A slice of Europe in Africa
Ceuta is, along with Melilla, a Spanish exclave on the northern coast of Morocco. Geographically the town is situated in Africa, but it belongs to Spain and is therefore a legal part of the EU. Here, at the Strait of Gibraltar, only a few kilometers separate Africa from Europe. Since the 1990s irregular immigrants coming from African countries have tried in Ceuta to put their feet on European soil.
Ceuta, with about 75.000 inhabitants, is one of the last bastions of Spanish hegemony in Morocco, and as such is heavily guarded. Also, from a European strategic point of view, Ceuta needs special protection. In 2005 the EU set up a fence and fit it with barbed wire and surveillance cameras to guard the border against irregular immigrants. The fence was supposed to mark clearly that it wasn’t that easy to enter “Fortress Europe”. At the same time, on the political level, the way into Europe from the outside became more difficult. Spain tightened its immigration law with exceptional arrangements for Ceuta and Melilla. According to existing legal regulations, a person applying for asylum could move freely within Spain- from this point, this was no longer an option in Ceuta or Melilla. Immigrants have to stay inside the exclaves during the whole process of the examination of their asylum proposal. And that can take a while. So Ceuta is not a temporary transit, but place of a lengthy involuntarily stays – a sweet prison, as many immigrants call it.

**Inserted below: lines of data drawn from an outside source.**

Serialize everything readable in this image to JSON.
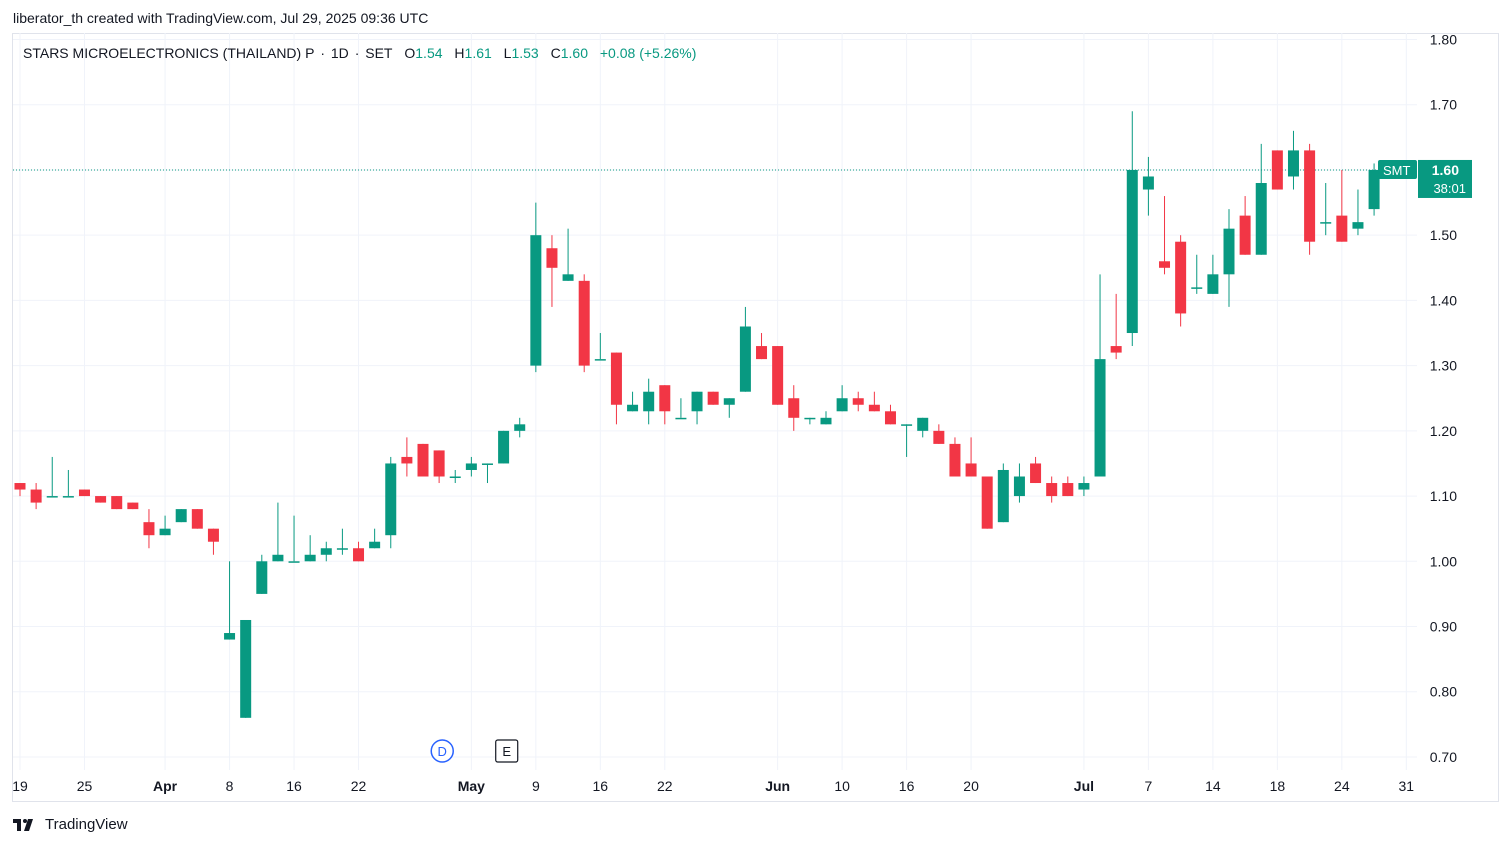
{
  "caption": "liberator_th created with TradingView.com, Jul 29, 2025 09:36 UTC",
  "legend": {
    "symbol_name": "STARS MICROELECTRONICS (THAILAND) P",
    "interval": "1D",
    "exchange": "SET",
    "sep": "·",
    "o_key": "O",
    "o_val": "1.54",
    "h_key": "H",
    "h_val": "1.61",
    "l_key": "L",
    "l_val": "1.53",
    "c_key": "C",
    "c_val": "1.60",
    "change": "+0.08 (+5.26%)"
  },
  "price_tag": {
    "symbol": "SMT",
    "price": "1.60",
    "countdown": "38:01"
  },
  "events": [
    {
      "label": "D",
      "index": 27,
      "kind": "dividend"
    },
    {
      "label": "E",
      "index": 31,
      "kind": "earnings"
    }
  ],
  "footer": {
    "brand": "TradingView"
  },
  "colors": {
    "up": "#089981",
    "down": "#f23645",
    "grid": "#f0f3fa",
    "text": "#131722",
    "dividend": "#2962ff"
  },
  "chart_data": {
    "type": "candlestick",
    "y_range": [
      0.68,
      1.81
    ],
    "y_ticks": [
      "0.70",
      "0.80",
      "0.90",
      "1.00",
      "1.10",
      "1.20",
      "1.30",
      "1.40",
      "1.50",
      "1.60",
      "1.70",
      "1.80"
    ],
    "x_ticks": [
      {
        "label": "19",
        "index": 0
      },
      {
        "label": "25",
        "index": 4
      },
      {
        "label": "Apr",
        "index": 9,
        "bold": true
      },
      {
        "label": "8",
        "index": 13
      },
      {
        "label": "16",
        "index": 17
      },
      {
        "label": "22",
        "index": 21
      },
      {
        "label": "May",
        "index": 28,
        "bold": true
      },
      {
        "label": "9",
        "index": 32
      },
      {
        "label": "16",
        "index": 36
      },
      {
        "label": "22",
        "index": 40
      },
      {
        "label": "Jun",
        "index": 47,
        "bold": true
      },
      {
        "label": "10",
        "index": 51
      },
      {
        "label": "16",
        "index": 55
      },
      {
        "label": "20",
        "index": 59
      },
      {
        "label": "Jul",
        "index": 66,
        "bold": true
      },
      {
        "label": "7",
        "index": 70
      },
      {
        "label": "14",
        "index": 74
      },
      {
        "label": "18",
        "index": 78
      },
      {
        "label": "24",
        "index": 82
      },
      {
        "label": "31",
        "index": 86
      }
    ],
    "last_price": 1.6,
    "candles": [
      {
        "o": 1.12,
        "h": 1.12,
        "l": 1.1,
        "c": 1.11
      },
      {
        "o": 1.11,
        "h": 1.12,
        "l": 1.08,
        "c": 1.09
      },
      {
        "o": 1.1,
        "h": 1.16,
        "l": 1.1,
        "c": 1.1
      },
      {
        "o": 1.1,
        "h": 1.14,
        "l": 1.1,
        "c": 1.1
      },
      {
        "o": 1.11,
        "h": 1.11,
        "l": 1.1,
        "c": 1.1
      },
      {
        "o": 1.1,
        "h": 1.1,
        "l": 1.09,
        "c": 1.09
      },
      {
        "o": 1.1,
        "h": 1.1,
        "l": 1.08,
        "c": 1.08
      },
      {
        "o": 1.09,
        "h": 1.09,
        "l": 1.08,
        "c": 1.08
      },
      {
        "o": 1.06,
        "h": 1.08,
        "l": 1.02,
        "c": 1.04
      },
      {
        "o": 1.04,
        "h": 1.07,
        "l": 1.04,
        "c": 1.05
      },
      {
        "o": 1.06,
        "h": 1.08,
        "l": 1.06,
        "c": 1.08
      },
      {
        "o": 1.08,
        "h": 1.08,
        "l": 1.05,
        "c": 1.05
      },
      {
        "o": 1.05,
        "h": 1.05,
        "l": 1.01,
        "c": 1.03
      },
      {
        "o": 0.88,
        "h": 1.0,
        "l": 0.88,
        "c": 0.89
      },
      {
        "o": 0.76,
        "h": 0.91,
        "l": 0.76,
        "c": 0.91
      },
      {
        "o": 0.95,
        "h": 1.01,
        "l": 0.95,
        "c": 1.0
      },
      {
        "o": 1.0,
        "h": 1.09,
        "l": 1.0,
        "c": 1.01
      },
      {
        "o": 1.0,
        "h": 1.07,
        "l": 1.0,
        "c": 1.0
      },
      {
        "o": 1.0,
        "h": 1.04,
        "l": 1.0,
        "c": 1.01
      },
      {
        "o": 1.01,
        "h": 1.03,
        "l": 1.0,
        "c": 1.02
      },
      {
        "o": 1.02,
        "h": 1.05,
        "l": 1.01,
        "c": 1.02
      },
      {
        "o": 1.02,
        "h": 1.03,
        "l": 1.0,
        "c": 1.0
      },
      {
        "o": 1.02,
        "h": 1.05,
        "l": 1.02,
        "c": 1.03
      },
      {
        "o": 1.04,
        "h": 1.16,
        "l": 1.02,
        "c": 1.15
      },
      {
        "o": 1.16,
        "h": 1.19,
        "l": 1.13,
        "c": 1.15
      },
      {
        "o": 1.18,
        "h": 1.18,
        "l": 1.13,
        "c": 1.13
      },
      {
        "o": 1.17,
        "h": 1.17,
        "l": 1.12,
        "c": 1.13
      },
      {
        "o": 1.13,
        "h": 1.14,
        "l": 1.12,
        "c": 1.13
      },
      {
        "o": 1.14,
        "h": 1.16,
        "l": 1.13,
        "c": 1.15
      },
      {
        "o": 1.15,
        "h": 1.15,
        "l": 1.12,
        "c": 1.15
      },
      {
        "o": 1.15,
        "h": 1.2,
        "l": 1.15,
        "c": 1.2
      },
      {
        "o": 1.2,
        "h": 1.22,
        "l": 1.19,
        "c": 1.21
      },
      {
        "o": 1.3,
        "h": 1.55,
        "l": 1.29,
        "c": 1.5
      },
      {
        "o": 1.48,
        "h": 1.5,
        "l": 1.39,
        "c": 1.45
      },
      {
        "o": 1.43,
        "h": 1.51,
        "l": 1.43,
        "c": 1.44
      },
      {
        "o": 1.43,
        "h": 1.44,
        "l": 1.29,
        "c": 1.3
      },
      {
        "o": 1.31,
        "h": 1.35,
        "l": 1.31,
        "c": 1.31
      },
      {
        "o": 1.32,
        "h": 1.32,
        "l": 1.21,
        "c": 1.24
      },
      {
        "o": 1.23,
        "h": 1.26,
        "l": 1.23,
        "c": 1.24
      },
      {
        "o": 1.23,
        "h": 1.28,
        "l": 1.21,
        "c": 1.26
      },
      {
        "o": 1.27,
        "h": 1.27,
        "l": 1.21,
        "c": 1.23
      },
      {
        "o": 1.22,
        "h": 1.25,
        "l": 1.22,
        "c": 1.22
      },
      {
        "o": 1.23,
        "h": 1.26,
        "l": 1.21,
        "c": 1.26
      },
      {
        "o": 1.26,
        "h": 1.26,
        "l": 1.24,
        "c": 1.24
      },
      {
        "o": 1.24,
        "h": 1.25,
        "l": 1.22,
        "c": 1.25
      },
      {
        "o": 1.26,
        "h": 1.39,
        "l": 1.26,
        "c": 1.36
      },
      {
        "o": 1.33,
        "h": 1.35,
        "l": 1.31,
        "c": 1.31
      },
      {
        "o": 1.33,
        "h": 1.33,
        "l": 1.24,
        "c": 1.24
      },
      {
        "o": 1.25,
        "h": 1.27,
        "l": 1.2,
        "c": 1.22
      },
      {
        "o": 1.22,
        "h": 1.22,
        "l": 1.21,
        "c": 1.22
      },
      {
        "o": 1.21,
        "h": 1.23,
        "l": 1.21,
        "c": 1.22
      },
      {
        "o": 1.23,
        "h": 1.27,
        "l": 1.23,
        "c": 1.25
      },
      {
        "o": 1.25,
        "h": 1.26,
        "l": 1.23,
        "c": 1.24
      },
      {
        "o": 1.24,
        "h": 1.26,
        "l": 1.23,
        "c": 1.23
      },
      {
        "o": 1.23,
        "h": 1.24,
        "l": 1.21,
        "c": 1.21
      },
      {
        "o": 1.21,
        "h": 1.21,
        "l": 1.16,
        "c": 1.21
      },
      {
        "o": 1.2,
        "h": 1.22,
        "l": 1.19,
        "c": 1.22
      },
      {
        "o": 1.2,
        "h": 1.21,
        "l": 1.18,
        "c": 1.18
      },
      {
        "o": 1.18,
        "h": 1.19,
        "l": 1.13,
        "c": 1.13
      },
      {
        "o": 1.15,
        "h": 1.19,
        "l": 1.13,
        "c": 1.13
      },
      {
        "o": 1.13,
        "h": 1.13,
        "l": 1.05,
        "c": 1.05
      },
      {
        "o": 1.06,
        "h": 1.15,
        "l": 1.06,
        "c": 1.14
      },
      {
        "o": 1.1,
        "h": 1.15,
        "l": 1.09,
        "c": 1.13
      },
      {
        "o": 1.15,
        "h": 1.16,
        "l": 1.12,
        "c": 1.12
      },
      {
        "o": 1.12,
        "h": 1.13,
        "l": 1.09,
        "c": 1.1
      },
      {
        "o": 1.12,
        "h": 1.13,
        "l": 1.1,
        "c": 1.1
      },
      {
        "o": 1.11,
        "h": 1.13,
        "l": 1.1,
        "c": 1.12
      },
      {
        "o": 1.13,
        "h": 1.44,
        "l": 1.13,
        "c": 1.31
      },
      {
        "o": 1.33,
        "h": 1.41,
        "l": 1.31,
        "c": 1.32
      },
      {
        "o": 1.35,
        "h": 1.69,
        "l": 1.33,
        "c": 1.6
      },
      {
        "o": 1.57,
        "h": 1.62,
        "l": 1.53,
        "c": 1.59
      },
      {
        "o": 1.46,
        "h": 1.56,
        "l": 1.44,
        "c": 1.45
      },
      {
        "o": 1.49,
        "h": 1.5,
        "l": 1.36,
        "c": 1.38
      },
      {
        "o": 1.42,
        "h": 1.47,
        "l": 1.41,
        "c": 1.42
      },
      {
        "o": 1.41,
        "h": 1.47,
        "l": 1.41,
        "c": 1.44
      },
      {
        "o": 1.44,
        "h": 1.54,
        "l": 1.39,
        "c": 1.51
      },
      {
        "o": 1.53,
        "h": 1.56,
        "l": 1.47,
        "c": 1.47
      },
      {
        "o": 1.47,
        "h": 1.64,
        "l": 1.47,
        "c": 1.58
      },
      {
        "o": 1.63,
        "h": 1.63,
        "l": 1.57,
        "c": 1.57
      },
      {
        "o": 1.59,
        "h": 1.66,
        "l": 1.57,
        "c": 1.63
      },
      {
        "o": 1.63,
        "h": 1.64,
        "l": 1.47,
        "c": 1.49
      },
      {
        "o": 1.52,
        "h": 1.58,
        "l": 1.5,
        "c": 1.52
      },
      {
        "o": 1.53,
        "h": 1.6,
        "l": 1.49,
        "c": 1.49
      },
      {
        "o": 1.51,
        "h": 1.57,
        "l": 1.5,
        "c": 1.52
      },
      {
        "o": 1.54,
        "h": 1.61,
        "l": 1.53,
        "c": 1.6
      }
    ]
  }
}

migration – the long journey
The journey into Ceuta in some cases takes months and years, and is often life-threatening. Some people can manage to cross the fence, as like Sekou did. Others pay a lot of money to traffickers to bring them hidden under a car’s dashboard across the border into Ceuta. Still others try to swim around the boundaries at sea or come across in a zodiac like Blade Cyrille. But even after all these troubles the trip doesn’t end in Ceuta… the waiting starts here.